Is It Lonely at the Top? Maybe for Women, but Not for Men

successful group of men
Topic(s): gender, job satisfaction, leadership
Publication: Journal of Applied Psychology (2022)
Article: Gender-Contingent Effects of Leadership on Loneliness
Authors: W.J. Ong
Reviewed by: Katherine Facteau

It is often assumed that obtaining a leadership role has strictly positive benefits, including increased pay, status, or power. However, for women, taking on a leadership role may come at a cost. New research (Ong, 2022) aimed to understand unique challenges that female leaders face in the workplace. The research found that women, but not men, were more likely to experience loneliness when assuming a leadership role. This research offers insight into why this is the case, and how we can better support female leaders.  
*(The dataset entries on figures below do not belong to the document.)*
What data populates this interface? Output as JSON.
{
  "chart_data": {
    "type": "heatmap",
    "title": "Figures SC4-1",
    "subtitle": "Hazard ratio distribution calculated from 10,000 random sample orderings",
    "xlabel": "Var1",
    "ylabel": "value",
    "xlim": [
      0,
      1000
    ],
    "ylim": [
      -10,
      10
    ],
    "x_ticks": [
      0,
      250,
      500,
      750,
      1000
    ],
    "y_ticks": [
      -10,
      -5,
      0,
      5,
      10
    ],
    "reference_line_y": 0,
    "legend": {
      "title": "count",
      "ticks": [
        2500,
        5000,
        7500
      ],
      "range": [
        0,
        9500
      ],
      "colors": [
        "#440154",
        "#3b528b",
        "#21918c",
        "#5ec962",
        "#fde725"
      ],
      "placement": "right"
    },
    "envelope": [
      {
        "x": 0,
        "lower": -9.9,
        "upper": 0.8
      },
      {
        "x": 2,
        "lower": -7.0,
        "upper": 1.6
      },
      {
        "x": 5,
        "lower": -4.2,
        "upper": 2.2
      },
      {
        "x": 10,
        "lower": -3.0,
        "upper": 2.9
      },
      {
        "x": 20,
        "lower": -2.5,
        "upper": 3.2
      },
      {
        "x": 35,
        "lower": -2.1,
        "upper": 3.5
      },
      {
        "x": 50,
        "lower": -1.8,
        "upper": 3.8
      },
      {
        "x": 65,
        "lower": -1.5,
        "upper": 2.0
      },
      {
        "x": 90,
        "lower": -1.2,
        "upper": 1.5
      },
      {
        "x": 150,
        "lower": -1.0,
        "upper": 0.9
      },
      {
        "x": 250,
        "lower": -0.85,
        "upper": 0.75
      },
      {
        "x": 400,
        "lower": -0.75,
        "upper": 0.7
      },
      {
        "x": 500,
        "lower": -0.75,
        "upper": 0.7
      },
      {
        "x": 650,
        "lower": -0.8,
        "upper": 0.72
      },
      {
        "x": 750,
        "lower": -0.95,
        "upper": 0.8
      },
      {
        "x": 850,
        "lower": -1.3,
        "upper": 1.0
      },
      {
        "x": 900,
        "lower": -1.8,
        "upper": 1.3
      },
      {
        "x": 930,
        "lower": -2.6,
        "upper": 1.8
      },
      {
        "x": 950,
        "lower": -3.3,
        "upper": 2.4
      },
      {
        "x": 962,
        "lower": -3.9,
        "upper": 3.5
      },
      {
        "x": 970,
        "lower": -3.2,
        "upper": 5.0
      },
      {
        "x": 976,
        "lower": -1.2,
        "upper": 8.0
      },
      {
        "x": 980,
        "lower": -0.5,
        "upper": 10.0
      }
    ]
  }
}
Results from an archival data set, laboratory experiment, and field study found that female leaders experience greater loneliness, while men do not. The author also aimed to identify why this is the case. The research studies revealed that because women face expectations in a leadership role that conflict with female gender norms (e.g., a leader is expected to be assertive, but a woman is expected to be cooperative), women felt less able to be their true, authentic selves. On the contrary, men did not experience this phenomenon because their gender norms largely align with leadership expectations (e.g., “think manager, think male”). The author described that since leadership roles are often assumed to be a male role, female leaders may struggle to feel like themselves, increasing their sense of loneliness.


As organizations are increasingly striving towards diverse workforces, this research offers important insight into how to support women who assume new leadership roles. First, it is necessary to establish support networks for female leaders. For example, the Women’s Inclusion Network through SIOP, whose goal is to help women feel included in the workplace, could serve as a valuable resource. Organizations should further strive to find ways to enhance social support for female leaders by fostering high-quality social relationships at work.  
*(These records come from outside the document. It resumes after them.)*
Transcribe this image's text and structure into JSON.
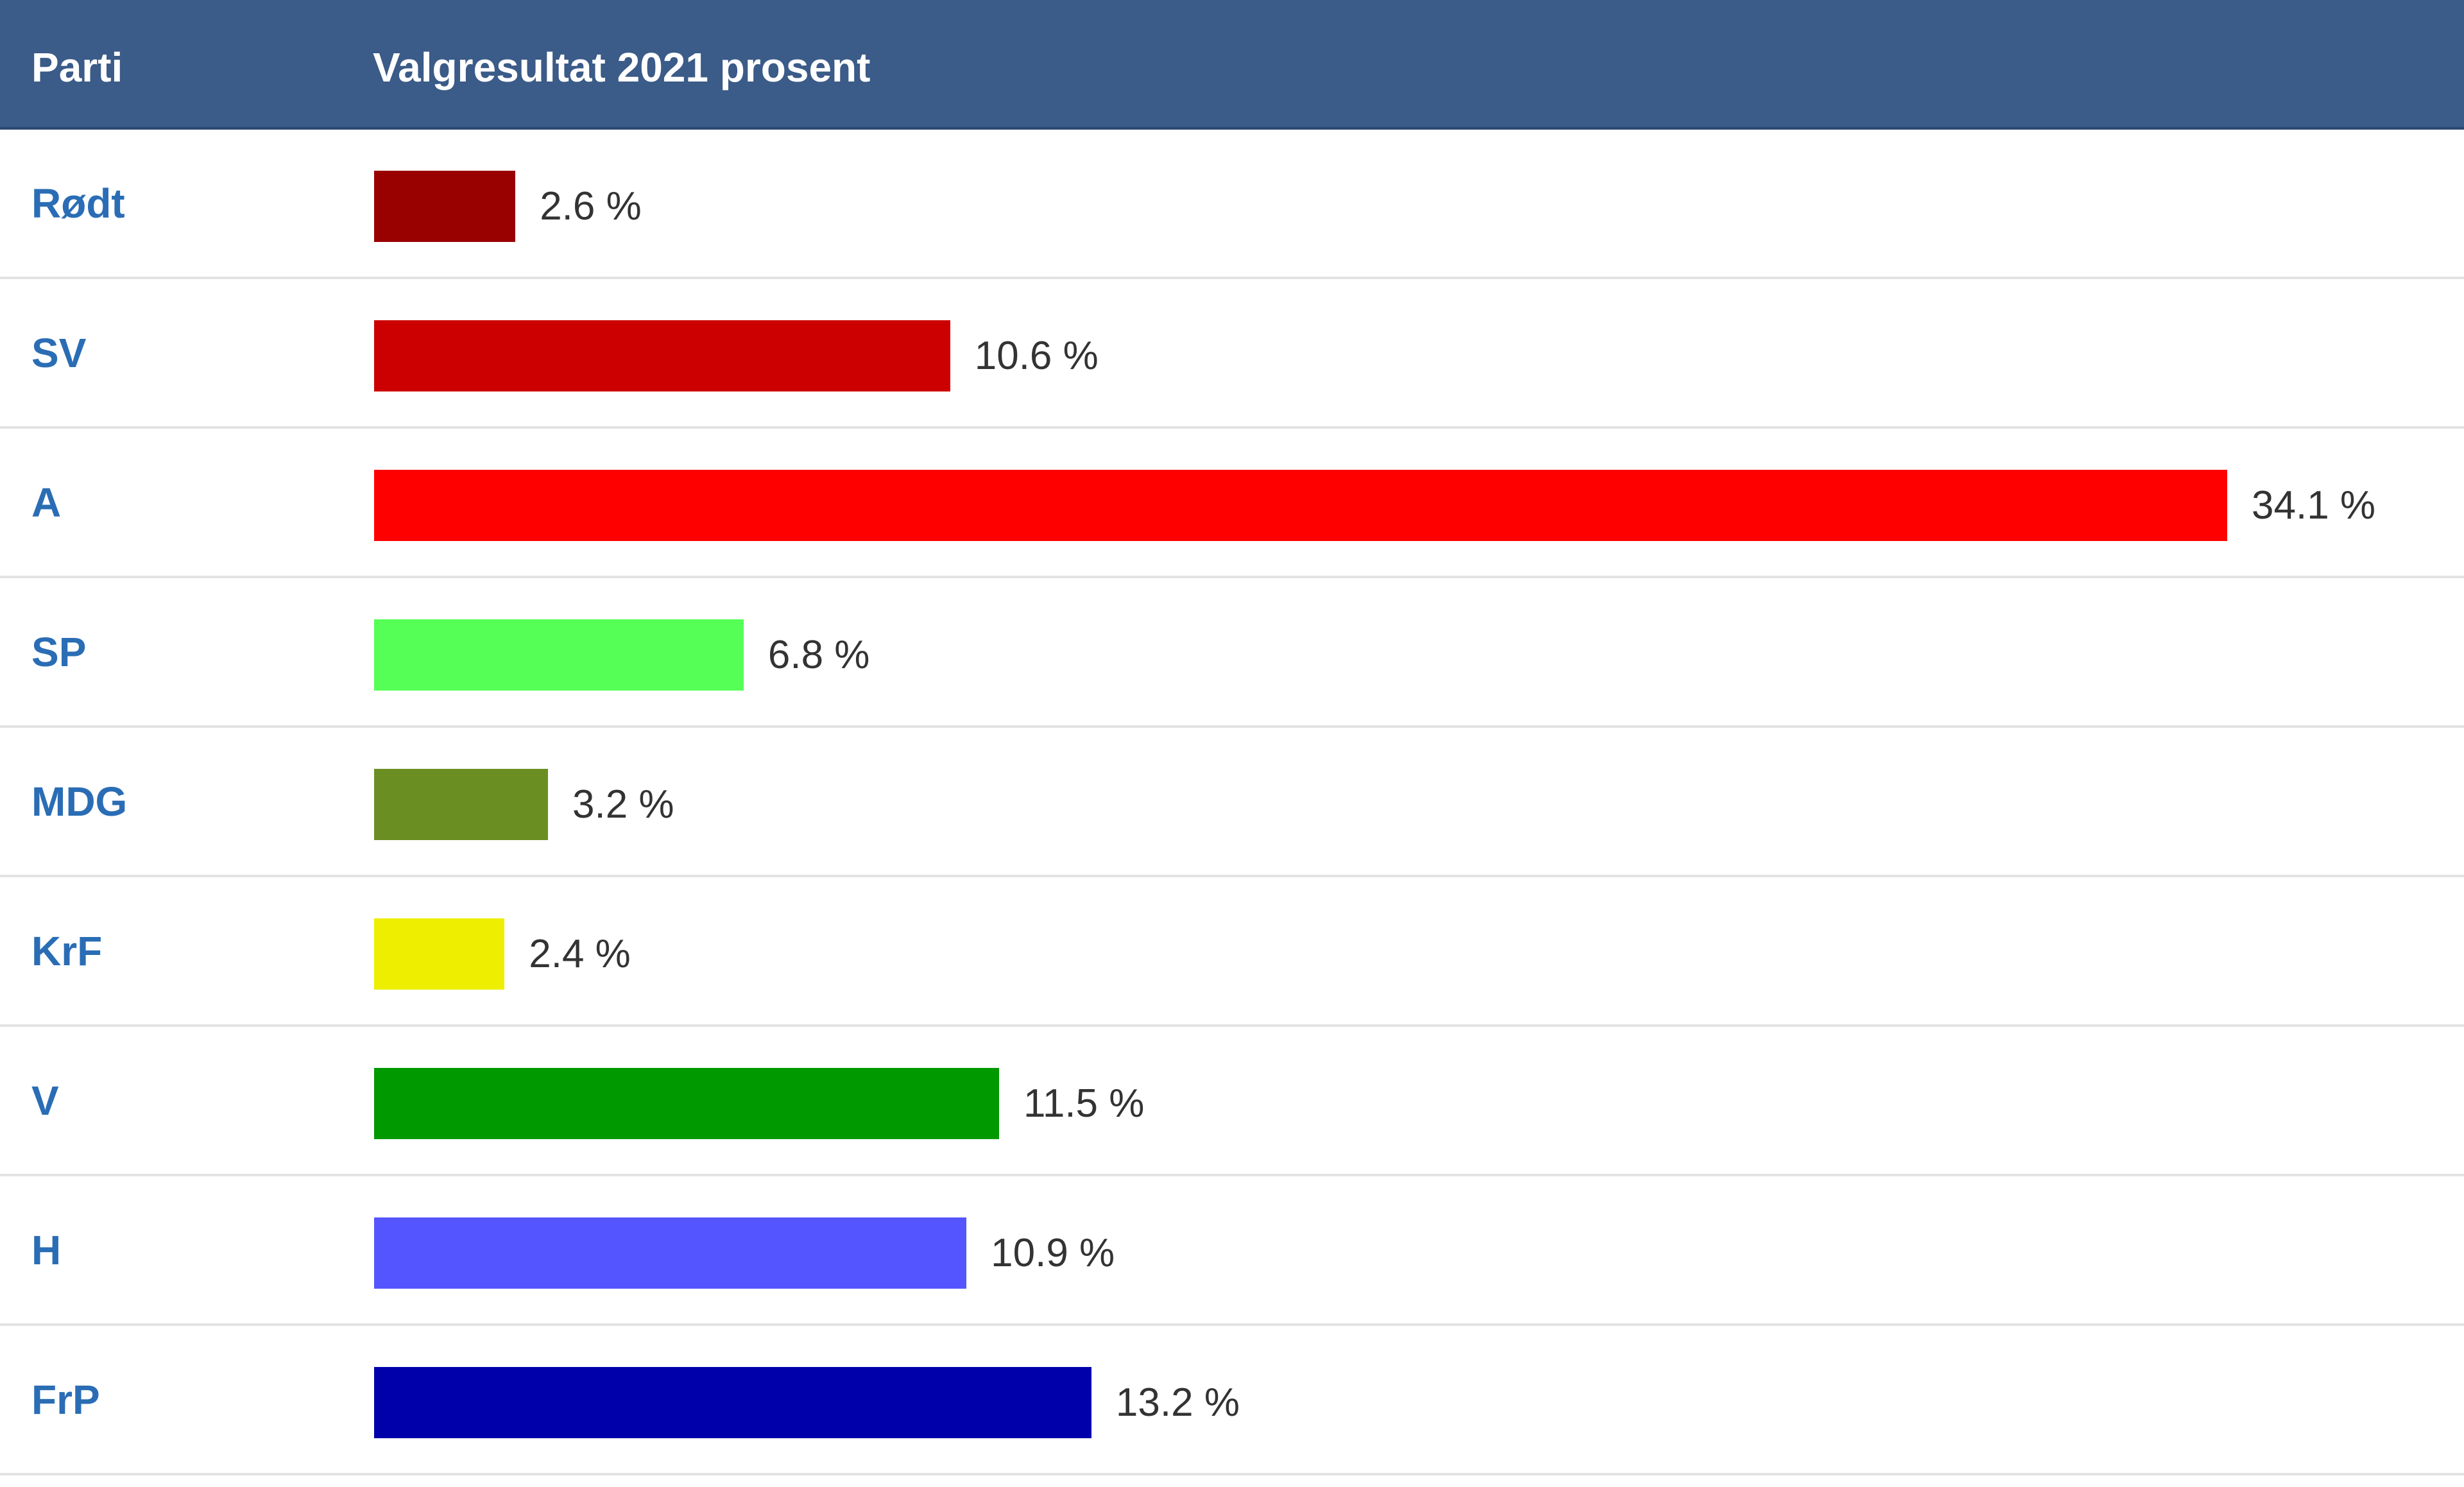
{
  "header": {
    "party_label": "Parti",
    "result_label": "Valgresultat 2021 prosent"
  },
  "chart_data": {
    "type": "bar",
    "orientation": "horizontal",
    "categories": [
      "Rødt",
      "SV",
      "A",
      "SP",
      "MDG",
      "KrF",
      "V",
      "H",
      "FrP"
    ],
    "values": [
      2.6,
      10.6,
      34.1,
      6.8,
      3.2,
      2.4,
      11.5,
      10.9,
      13.2
    ],
    "value_labels": [
      "2.6 %",
      "10.6 %",
      "34.1 %",
      "6.8 %",
      "3.2 %",
      "2.4 %",
      "11.5 %",
      "10.9 %",
      "13.2 %"
    ],
    "colors": [
      "#990000",
      "#cc0000",
      "#ff0000",
      "#55ff55",
      "#6b8e23",
      "#eeee00",
      "#009900",
      "#5555ff",
      "#0000aa"
    ],
    "unit": "%",
    "xlim": [
      0,
      34.1
    ],
    "grid": false,
    "legend": "none"
  },
  "theme": {
    "header_bg": "#3b5b88",
    "header_text": "#ffffff",
    "party_text": "#2a6db5",
    "value_text": "#333333",
    "row_divider": "#e3e3e3"
  }
}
Additionally, creating environments where women feel free to be their authentic selves, rather than feeling pressured to adhere to societal expectations, can help women have a more positive leadership experience. For example, workshops aimed at increasing self-compassion or offering “safe spaces” for women to discuss their concerns could prove beneficial. Ultimately, it is important for organizations to create workspaces where new female leaders experience less loneliness and thrive in their roles.   


Ong, W. J. (2022). Gender-contingent effects of leadership on loneliness. Journal of Applied Psychology, 107(7), 1180–1202.